7. Bouleversement des plateformes en ligne
Après la pandémie, les places de marché en ligne font face à une baisse de leurs cours en bourse et à des coûts d’acquisition en hausse. Les plateformes doivent redéfinir leur valeur dans l’écosystème pour rester pertinentes. The State of Fashion décrit comment des plateformes comme ASOS et Farfetch nouent des partenariats stratégiques pour étendre leur portée. Par exemple, Farfetch collabore avec Alibaba et Richemont pour accéder au marché chinois, tandis qu’ASOS investit dans des partenaires technologiques pour améliorer la logistique et l’orientation client.
8. Des stocks à compter
L’industrie de la mode a perdu entre 70 et 140 milliards de dollars en 2023 en excédents de stocks, représentant entre 2,5 et 5 milliards d’articles. Avec l’incertitude et l’instabilité croissantes (y compris même la météo due au changement climatique), cela ne s’améliorera pas automatiquement. Au contraire, en 2025, la pression sur les marges et la réglementation en matière de durabilité mettront encore plus l’accent sur la planification.
Rien qu’en achetant les différentes tailles de manière imprécise, les marques perdent en moyenne 20 % de leurs profits chaque mois. Quand les lois européennes sur l’écoconception interdisent, à partir de 2026, de détruire des produits invendus, ces coûts augmenteront encore. Heureusement, la technologie et les données peuvent aider. Par exemple, Kering a signalé une précision de 20 % accrue dans ses prévisions des inventaires grâce à la planification de la demande basée sur l’IA. ASOS expérimente également le « test et réponse » pour ses produits de marque propre : la plateforme commence avec de petites quantités et attend les réactions du marché avant de commander davantage.
9. La dimension humaine en magasin
Les magasins physiques font leur retour. Les marques se concentrent sur l’amélioration des interactions client en formant le personnel de magasin, car cela améliore la fidélité et stimule les ventes. 75 % des personnes qui entrent dans un magasin disent être prêtes à dépenser davantage si elles reçoivent un service de haute qualité.
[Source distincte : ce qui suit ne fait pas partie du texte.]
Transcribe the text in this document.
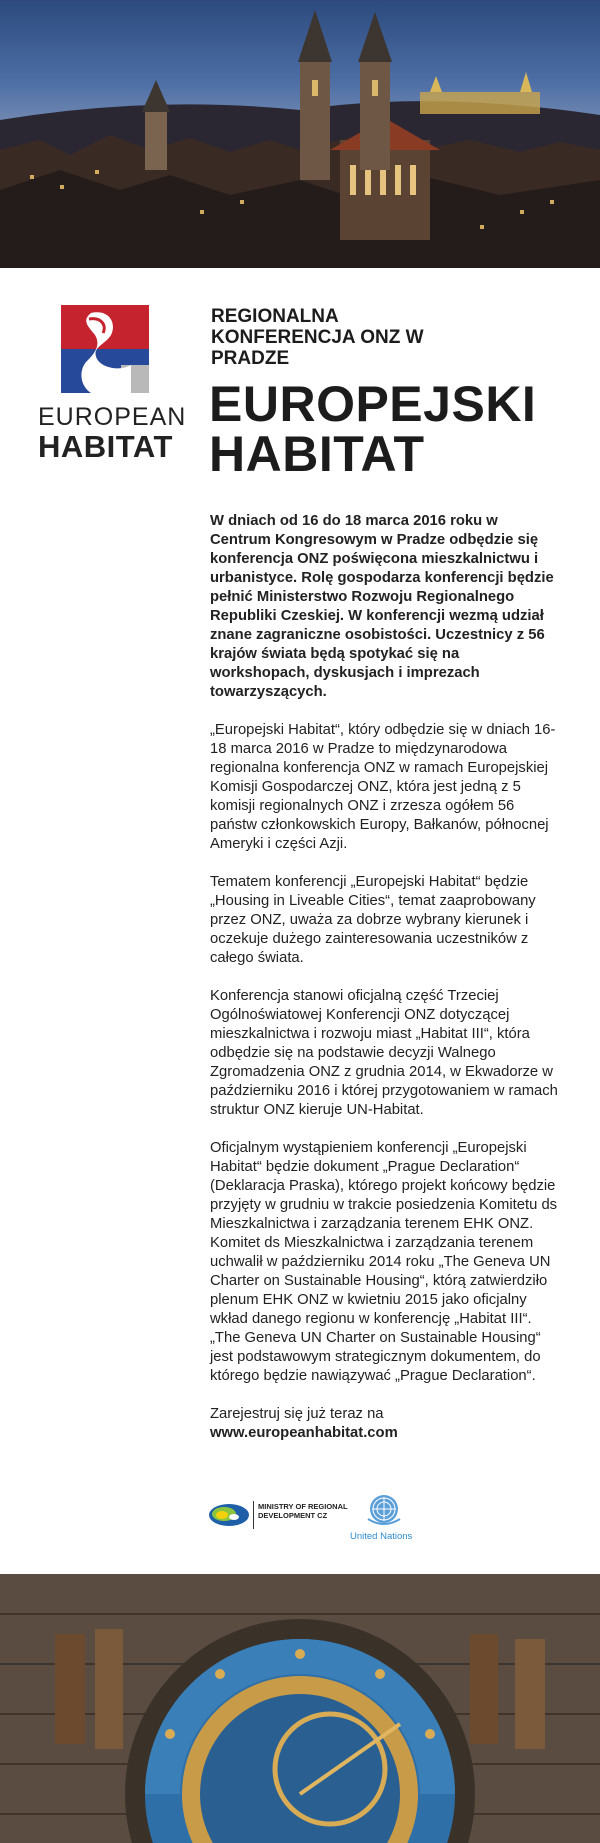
EUROPEAN
HABITAT
REGIONALNA KONFERENCJA ONZ W PRADZE
EUROPEJSKI HABITAT

W dniach od 16 do 18 marca 2016 roku w Centrum Kongresowym w Pradze odbędzie się konferencja ONZ poświęcona mieszkalnictwu i urbanistyce. Rolę gospodarza konferencji będzie pełnić Ministerstwo Rozwoju Regionalnego Republiki Czeskiej. W konferencji wezmą udział znane zagraniczne osobistości. Uczestnicy z 56 krajów świata będą spotykać się na workshopach, dyskusjach i imprezach towarzyszących.

„Europejski Habitat“, który odbędzie się w dniach 16-18 marca 2016 w Pradze to międzynarodowa regionalna konferencja ONZ w ramach Europejskiej Komisji Gospodarczej ONZ, która jest jedną z 5 komisji regionalnych ONZ i zrzesza ogółem 56 państw członkowskich Europy, Bałkanów, północnej Ameryki i części Azji.

Tematem konferencji „Europejski Habitat“ będzie „Housing in Liveable Cities“, temat zaaprobowany przez ONZ, uważa za dobrze wybrany kierunek i oczekuje dużego zainteresowania uczestników z całego świata.

Konferencja stanowi oficjalną część Trzeciej Ogólnoświatowej Konferencji ONZ dotyczącej mieszkalnictwa i rozwoju miast „Habitat III“, która odbędzie się na podstawie decyzji Walnego Zgromadzenia ONZ z grudnia 2014, w Ekwadorze w październiku 2016 i której przygotowaniem w ramach struktur ONZ kieruje UN-Habitat.

Oficjalnym wystąpieniem konferencji „Europejski Habitat“ będzie dokument „Prague Declaration“ (Deklaracja Praska), którego projekt końcowy będzie przyjęty w grudniu w trakcie posiedzenia Komitetu ds Mieszkalnictwa i zarządzania terenem EHK ONZ. Komitet ds Mieszkalnictwa i zarządzania terenem uchwalił w październiku 2014 roku „The Geneva UN Charter on Sustainable Housing“, którą zatwierdziło plenum EHK ONZ w kwietniu 2015 jako oficjalny wkład danego regionu w konferencję „Habitat III“. „The Geneva UN Charter on Sustainable Housing“ jest podstawowym strategicznym dokumentem, do którego będzie nawiązywać „Prague Declaration“.

Zarejestruj się już teraz na
www.europeanhabitat.com

MINISTRY OF REGIONAL DEVELOPMENT CZ
United Nations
Des entreprises comme Nordstrom investissent donc dans des formations axées sur le client pour leurs employés, y incluant des cours de conseil en style personnel et l’utilisation efficace des commentaires clients pour améliorer l’expérience en magasin.
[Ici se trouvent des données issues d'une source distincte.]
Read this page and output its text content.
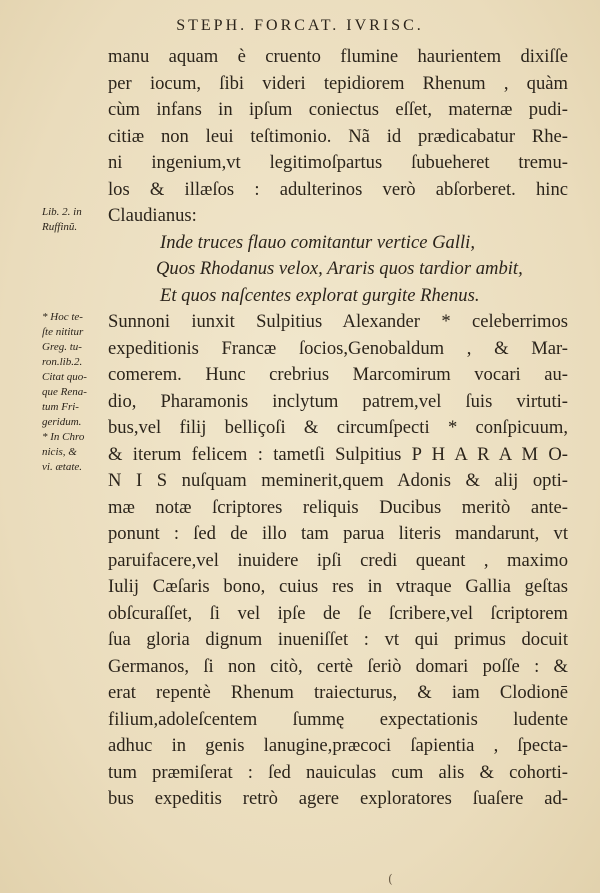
STEPH. FORCAT. IVRISC.
manu aquam è cruento flumine haurientem dixiſſe
per iocum, ſibi videri tepidiorem Rhenum , quàm
cùm infans in ipſum coniectus eſſet, maternæ pudi-
citiæ non leui teſtimonio. Nã id prædicabatur Rhe-
ni ingenium,vt legitimoſpartus ſubueheret tremu-
los & illæſos : adulterinos verò abſorberet. hinc
Claudianus:
Inde truces flauo comitantur vertice Galli,
Quos Rhodanus velox, Araris quos tardior ambit,
Et quos naſcentes explorat gurgite Rhenus.
Sunnoni iunxit Sulpitius Alexander * celeberrimos
expeditionis Francæ ſocios,Genobaldum , & Mar-
comerem. Hunc crebrius Marcomirum vocari au-
dio, Pharamonis inclytum patrem,vel ſuis virtuti-
bus,vel filij belliçoſi & circumſpecti * conſpicuum,
& iterum felicem : tametſi Sulpitius P H A R A M O-
N I S nuſquam meminerit,quem Adonis & alij opti-
mæ notæ ſcriptores reliquis Ducibus meritò ante-
ponunt : ſed de illo tam parua literis mandarunt, vt
paruifacere,vel inuidere ipſi credi queant , maximo
Iulij Cæſaris bono, cuius res in vtraque Gallia geſtas
obſcuraſſet, ſi vel ipſe de ſe ſcribere,vel ſcriptorem
ſua gloria dignum inueniſſet : vt qui primus docuit
Germanos, ſi non citò, certè ſeriò domari poſſe : &
erat repentè Rhenum traiecturus, & iam Clodionē
filium,adoleſcentem ſummę expectationis ludente
adhuc in genis lanugine,præcoci ſapientia , ſpecta-
tum præmiſerat : ſed nauiculas cum alis & cohorti-
bus expeditis retrò agere exploratores ſuaſere ad-
Lib. 2. in
Ruffinũ.
* Hoc te-
ſte nititur
Greg. tu-
ron.lib.2.
Citat quo-
que Rena-
tum Fri-
geridum.
* In Chro
nicis, &
vi. ætate.
(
10. Collaboration pour la durabilité
63 % des marques sont en retard sur leurs objectifs de réduction des émissions de CO2 pour 2030. Malgré cette focalisation affaiblie sur la durabilité en raison des défis économiques, le thème reste essentiel. Les innovations dans la mode circulaire, une réglementation plus stricte et surtout de l’action collective sont nécessaires selon le rapport pour répondre aux attentes des consommateurs et des gouvernements. Stella McCartney, par exemple, mise sur le développement de cuir à base de mycélium, tandis que Patagonia continue d’investir dans des matériaux recyclés et des programmes de réparation pour prolonger la durée de vie des vêtements.
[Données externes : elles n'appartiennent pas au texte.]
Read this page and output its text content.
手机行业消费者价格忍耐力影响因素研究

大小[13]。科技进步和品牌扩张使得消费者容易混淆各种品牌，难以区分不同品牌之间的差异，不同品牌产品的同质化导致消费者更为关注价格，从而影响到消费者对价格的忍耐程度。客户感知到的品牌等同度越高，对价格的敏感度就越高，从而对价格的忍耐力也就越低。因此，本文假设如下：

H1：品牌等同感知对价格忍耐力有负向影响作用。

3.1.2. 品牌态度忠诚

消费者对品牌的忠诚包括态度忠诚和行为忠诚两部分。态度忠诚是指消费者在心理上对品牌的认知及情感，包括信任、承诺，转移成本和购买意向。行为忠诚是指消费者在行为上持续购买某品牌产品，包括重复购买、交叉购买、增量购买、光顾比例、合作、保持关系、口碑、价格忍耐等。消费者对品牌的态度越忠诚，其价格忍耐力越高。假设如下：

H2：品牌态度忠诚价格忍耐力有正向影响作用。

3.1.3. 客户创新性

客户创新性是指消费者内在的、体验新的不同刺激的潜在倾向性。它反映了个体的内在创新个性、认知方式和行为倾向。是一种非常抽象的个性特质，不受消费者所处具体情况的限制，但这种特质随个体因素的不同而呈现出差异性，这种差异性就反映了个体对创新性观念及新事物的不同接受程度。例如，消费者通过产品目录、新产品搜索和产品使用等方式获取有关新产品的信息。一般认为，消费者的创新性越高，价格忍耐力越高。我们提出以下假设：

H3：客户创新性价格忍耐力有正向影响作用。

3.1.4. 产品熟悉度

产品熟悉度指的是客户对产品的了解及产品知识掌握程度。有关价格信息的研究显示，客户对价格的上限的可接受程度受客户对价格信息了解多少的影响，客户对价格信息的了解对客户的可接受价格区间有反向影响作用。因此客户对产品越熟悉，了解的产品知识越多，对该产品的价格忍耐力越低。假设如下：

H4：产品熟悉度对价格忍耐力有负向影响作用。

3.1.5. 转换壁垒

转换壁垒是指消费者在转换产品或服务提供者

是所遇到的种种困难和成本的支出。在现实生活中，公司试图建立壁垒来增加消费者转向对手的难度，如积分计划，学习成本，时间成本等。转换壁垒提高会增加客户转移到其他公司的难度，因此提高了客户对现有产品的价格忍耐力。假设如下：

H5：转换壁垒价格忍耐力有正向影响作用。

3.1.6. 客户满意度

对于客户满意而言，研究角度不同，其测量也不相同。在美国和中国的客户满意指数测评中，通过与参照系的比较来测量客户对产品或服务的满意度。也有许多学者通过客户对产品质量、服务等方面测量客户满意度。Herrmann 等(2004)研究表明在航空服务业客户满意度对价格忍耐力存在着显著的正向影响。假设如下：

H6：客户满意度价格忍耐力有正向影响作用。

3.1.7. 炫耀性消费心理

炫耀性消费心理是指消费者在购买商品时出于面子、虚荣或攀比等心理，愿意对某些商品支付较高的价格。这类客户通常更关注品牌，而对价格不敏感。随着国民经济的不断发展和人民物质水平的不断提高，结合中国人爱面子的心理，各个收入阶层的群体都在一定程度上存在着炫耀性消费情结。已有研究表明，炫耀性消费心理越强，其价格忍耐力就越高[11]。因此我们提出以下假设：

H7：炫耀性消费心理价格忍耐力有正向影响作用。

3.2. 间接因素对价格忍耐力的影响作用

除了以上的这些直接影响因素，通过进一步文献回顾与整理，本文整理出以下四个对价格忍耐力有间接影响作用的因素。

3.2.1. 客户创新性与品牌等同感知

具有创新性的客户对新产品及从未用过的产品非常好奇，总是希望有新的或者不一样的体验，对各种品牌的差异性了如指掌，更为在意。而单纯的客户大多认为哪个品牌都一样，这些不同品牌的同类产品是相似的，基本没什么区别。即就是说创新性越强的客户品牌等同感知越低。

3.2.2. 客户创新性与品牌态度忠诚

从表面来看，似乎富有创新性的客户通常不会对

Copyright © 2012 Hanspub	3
« La logique du passé est dépassée »
À quoi ressemblera donc 2025 pour la mode ? Seulement 20 % des responsables prévoient une croissance, tandis que 41 % attendent de la stabilité et 39 % une détérioration. La confiance des consommateurs et leur volonté d’achat constituent les plus grandes inquiétudes, puisque 80 % des consommateurs prévoient de dépenser autant ou moins pour les vêtements qu’en 2024.
« L’industrie cherche un nouveau normal dans un monde post-COVID plus incertain et instable que jamais. ‘The State of Fashion 2025’ souligne que la logique du passé est dépassée. L’industrie de la mode a besoin de nouvelles stratégies de croissance », conclut Imran Ahmed de The Business of Fashion.